Another friend had taken the plunge to be a stay-at-home mum some ten years ago. She recently shared with me how in the first few years she would stress to her children that she had given up her career to coach them and they better not let their grades slip, and how her husband had labelled her as "an unwilling housewife". Why do stay-at-home mums often feel that they had made a great sacrifice? Let's face it, it's an under-appreciated role in the society. Working mums are affirmed and incentivised by the government while stay-at-home mums are brushed aside and even slapped with steeper childcare fees. What message is being passed on here? Working moms are contributing more to the society?

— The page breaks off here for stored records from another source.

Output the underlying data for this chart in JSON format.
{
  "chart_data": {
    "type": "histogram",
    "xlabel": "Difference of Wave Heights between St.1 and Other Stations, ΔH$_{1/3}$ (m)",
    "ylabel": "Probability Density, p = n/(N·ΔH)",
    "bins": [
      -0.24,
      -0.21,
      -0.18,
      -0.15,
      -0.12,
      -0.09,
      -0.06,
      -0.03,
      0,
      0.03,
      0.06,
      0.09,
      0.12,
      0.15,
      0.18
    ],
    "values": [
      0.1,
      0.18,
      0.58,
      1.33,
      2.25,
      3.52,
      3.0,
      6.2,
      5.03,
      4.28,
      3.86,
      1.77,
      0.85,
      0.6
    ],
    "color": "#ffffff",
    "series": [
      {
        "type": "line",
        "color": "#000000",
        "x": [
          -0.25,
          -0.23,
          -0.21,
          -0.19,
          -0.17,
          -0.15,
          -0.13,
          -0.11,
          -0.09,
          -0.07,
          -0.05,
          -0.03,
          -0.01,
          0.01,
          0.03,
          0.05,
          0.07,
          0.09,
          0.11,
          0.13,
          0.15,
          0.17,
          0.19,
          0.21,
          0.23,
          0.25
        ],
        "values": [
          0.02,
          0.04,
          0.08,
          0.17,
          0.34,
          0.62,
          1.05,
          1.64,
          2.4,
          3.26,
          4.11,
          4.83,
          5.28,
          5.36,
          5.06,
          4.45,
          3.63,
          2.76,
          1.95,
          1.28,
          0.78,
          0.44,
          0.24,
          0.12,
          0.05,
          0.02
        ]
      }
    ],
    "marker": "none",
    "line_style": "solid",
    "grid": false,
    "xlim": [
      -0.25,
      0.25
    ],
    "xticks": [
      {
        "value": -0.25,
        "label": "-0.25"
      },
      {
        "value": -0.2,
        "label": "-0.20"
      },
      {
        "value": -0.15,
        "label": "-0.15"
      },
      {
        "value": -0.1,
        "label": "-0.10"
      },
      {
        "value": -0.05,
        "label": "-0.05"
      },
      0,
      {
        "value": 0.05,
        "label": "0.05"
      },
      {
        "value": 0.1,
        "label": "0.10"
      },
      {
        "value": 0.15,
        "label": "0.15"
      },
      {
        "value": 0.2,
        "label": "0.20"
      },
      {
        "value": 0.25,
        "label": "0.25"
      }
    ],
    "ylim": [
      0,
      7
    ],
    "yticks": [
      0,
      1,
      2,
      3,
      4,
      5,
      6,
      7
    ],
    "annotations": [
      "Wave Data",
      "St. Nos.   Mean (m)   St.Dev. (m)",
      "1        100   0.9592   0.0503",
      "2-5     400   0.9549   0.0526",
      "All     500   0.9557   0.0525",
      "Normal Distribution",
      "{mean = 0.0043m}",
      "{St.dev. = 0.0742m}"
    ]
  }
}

Then what about moms who had to send a child to full-time childcare to have more time for another schooling child or other family commitments? In a nation so hardwired for fostering economic growth and competitiveness, we stay-at-home-mums have paled into insignificance. Even with a part-time job now, having to make arrangements with my husband to make sure there’s always someone at home with the young kids remains a constant effort. A mere triviality it may seem, but with no maid or any other help in the picture, I do question if others could imagine how entangled people like us actually felt about appearing in gatherings or places without the kids. On one hand working moms are much valued, and on the other, they are beseeched to produce more children to boost the Total Fertility Rate, save the shrinking population, and ease immigration tensions, but oh man, where is all the help and support coming from?!